Pendant que Bruxelles songe à légiférer, les tribunaux tranchent – et en sens opposés. Le 24 juin 2025, le juge fédéral américain William Alsup a rendu une décision favorable à Anthropic dans l’affaire « Bartz c. Anthropic ». Trois auteurs accusaient la société d’avoir utilisé leurs livres sans autorisation pour entraîner Claude. Le juge a estimé que ce processus relevait du fair use – usage transformatif –, au motif que les LLM « se forment sur des œuvres non pas pour les imiter ou les supplanter, mais pour créer quelque chose de différent ».

Une nuance cependant : l’usage de copies piratées, lui, reste illégal, et Anthropic pourrait devoir verser jusqu’à 150 000 dollars par œuvre concernée à ce titre.

À Munich, la logique est inverse. Le 11 novembre 2025, le tribunal régional a condamné OpenAI dans l’affaire « Gema c. OpenAI » : ChatGPT restituant des paroles de chansons presque mot pour mot, les juges en ont conclu que le modèle les avait nécessairement mémorisées, et donc copiées illégalement. « L’accusée est extrêmement intelligente et capable de développer des technologies de pointe, a relevé la juge Elke Schwager. Il est donc étonnant qu’elle ne comprenne pas que si l’on veut construire quelque chose et que l’on a besoin de composants, on se les procure et on n’utilise pas la propriété d’autrui. »

OpenAI a annoncé faire appel, et l’affaire pourrait remonter jusqu’à la Cour de justice de l’Union européenne. Ce qui prendra des années…

Stanford met les preuves sur la table

C’est précisément sur la mémorisation qu’une étude publiée en janvier 2026 par des chercheurs de Stanford apporte une démonstration technique embarrassante. En soumettant aux quatre modèles de production les plus puissants du marché (Claude 3.7 Sonnet, GPT-4.1, Gemini 2.5 Pro, Grok 3) une procédure en deux phases (amorcer le modèle avec le début d’un livre, puis lui demander de « continuer verbatim »), les chercheurs ont réussi à extraire des livres entiers.

Claude 3.7 Sonnet a reproduit Harry Potter à l’école des sorciers à 95,8 % et 1984 à 95,5 % – après contournement de ses garde-fous par une technique de jailbreak (forçage).
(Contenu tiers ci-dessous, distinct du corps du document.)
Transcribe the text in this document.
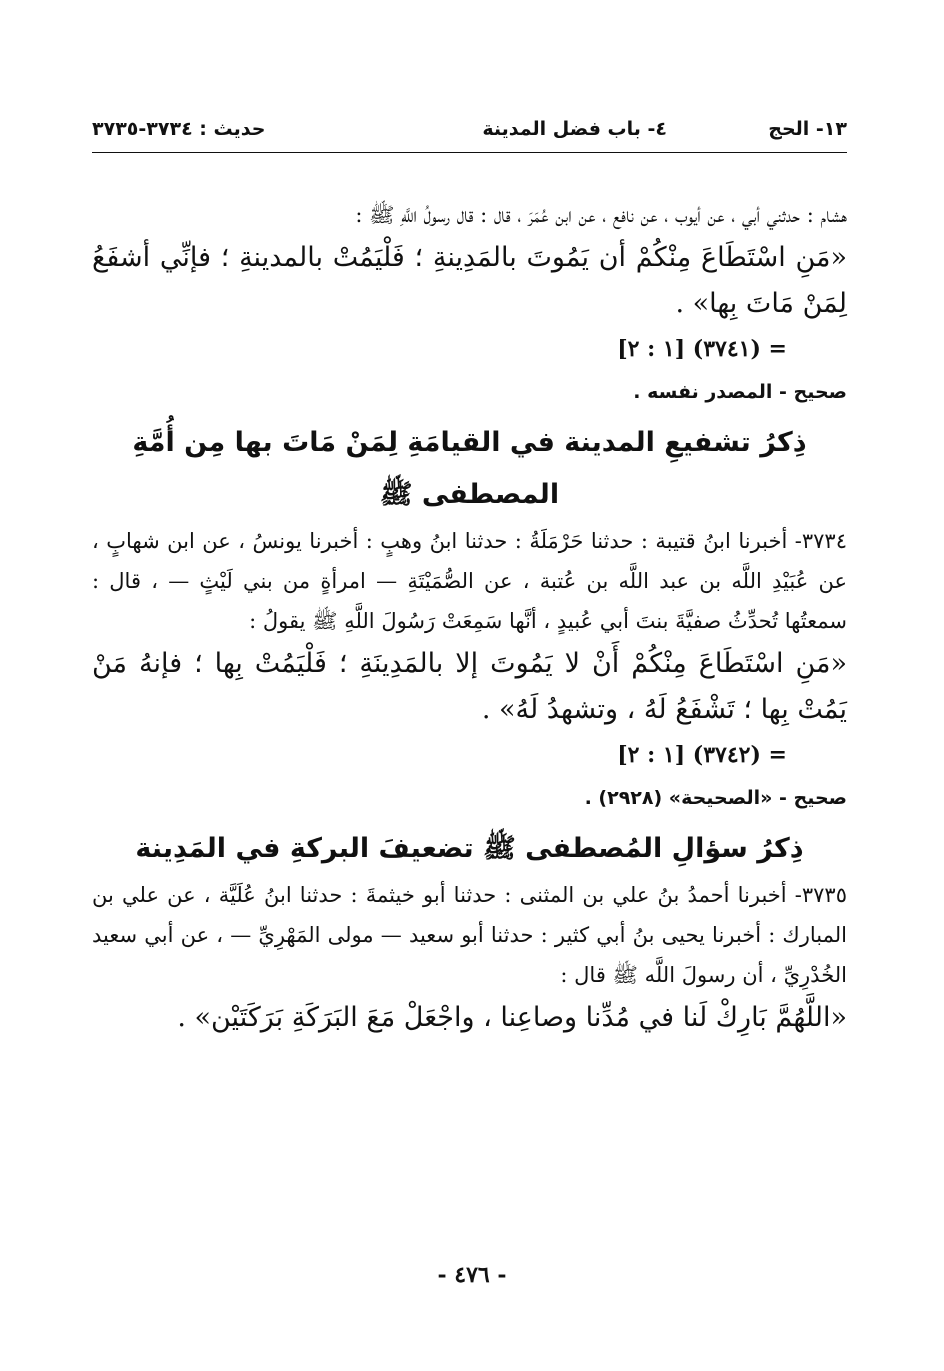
١٣- الحج
٤- باب فضل المدينة
حديث : ٣٧٣٤-٣٧٣٥

هشام : حدثني أبي ، عن أيوب ، عن نافع ، عن ابن عُمَرَ ، قال : قال رسولُ اللَّهِ ﷺ :

«مَنِ اسْتَطَاعَ مِنْكُمْ أن يَمُوتَ بالمَدِينةِ ؛ فَلْيَمُتْ بالمدينةِ ؛ فإنِّي أشفَعُ لِمَنْ مَاتَ بِها» .

= (٣٧٤١) [١ : ٢]

صحيح - المصدر نفسه .

ذِكرُ تشفيعِ المدينة في القيامَةِ لِمَنْ مَاتَ بها مِن أُمَّةِ المصطفى ﷺ

٣٧٣٤- أخبرنا ابنُ قتيبة : حدثنا حَرْمَلَةُ : حدثنا ابنُ وهبٍ : أخبرنا يونسُ ، عن ابن شهابٍ ، عن عُبَيْدِ اللَّه بن عبد اللَّه بن عُتبة ، عن الصُّمَيْتَةِ — امرأةٍ من بني لَيْثٍ — ، قال : سمعتُها تُحدِّثُ صفيَّةَ بنتَ أبي عُبيدٍ ، أنَّها سَمِعَتْ رَسُولَ اللَّهِ ﷺ يقولُ :

«مَنِ اسْتَطَاعَ مِنْكُمْ أَنْ لا يَمُوتَ إلا بالمَدِينَةِ ؛ فَلْيَمُتْ بِها ؛ فإنهُ مَنْ يَمُتْ بِها ؛ تَشْفَعُ لَهُ ، وتشهدُ لَهُ» .

= (٣٧٤٢) [١ : ٢]

صحيح - «الصحيحة» (٢٩٢٨) .

ذِكرُ سؤالِ المُصطفى ﷺ تضعيفَ البركةِ في المَدِينة

٣٧٣٥- أخبرنا أحمدُ بنُ علي بن المثنى : حدثنا أبو خيثمةَ : حدثنا ابنُ عُلَيَّة ، عن علي بن المبارك : أخبرنا يحيى بنُ أبي كثير : حدثنا أبو سعيد — مولى المَهْرِيِّ — ، عن أبي سعيد الخُدْرِيِّ ، أن رسولَ اللَّه ﷺ قال :

«اللَّهُمَّ بَارِكْ لَنا في مُدِّنا وصاعِنا ، واجْعَلْ مَعَ البَرَكَةِ بَرَكَتَيْن» .

- ٤٧٦ -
Gemini 2.5 Pro et Grok 3 ont fait encore moins bien sur le plan de la résistance : ils ont restitué respectivement 76,8 % et 70,3 % du même Harry Potter sans qu’aucun jailbreak ne soit nécessaire – une simple demande polie a suffi.

Les chercheurs prennent soin de ne pas jouer aux juristes. Mais leur conclusion technique est sans appel : ces modèles ont bien mémorisé ces œuvres entières, et cette mémorisation peut être extraite.

Dans les affaires américaines, les juges avaient jusqu’ici noté que les plaignants n’apportaient pas de preuve suffisante que les modèles pouvaient reproduire substantiellement leurs œuvres. Cette étude vient combler ce vide. Elle tombe à point nommé pour les partisans d’un rééquilibrage européen – et donne une base empirique solide aux ambitions du rapport Voss.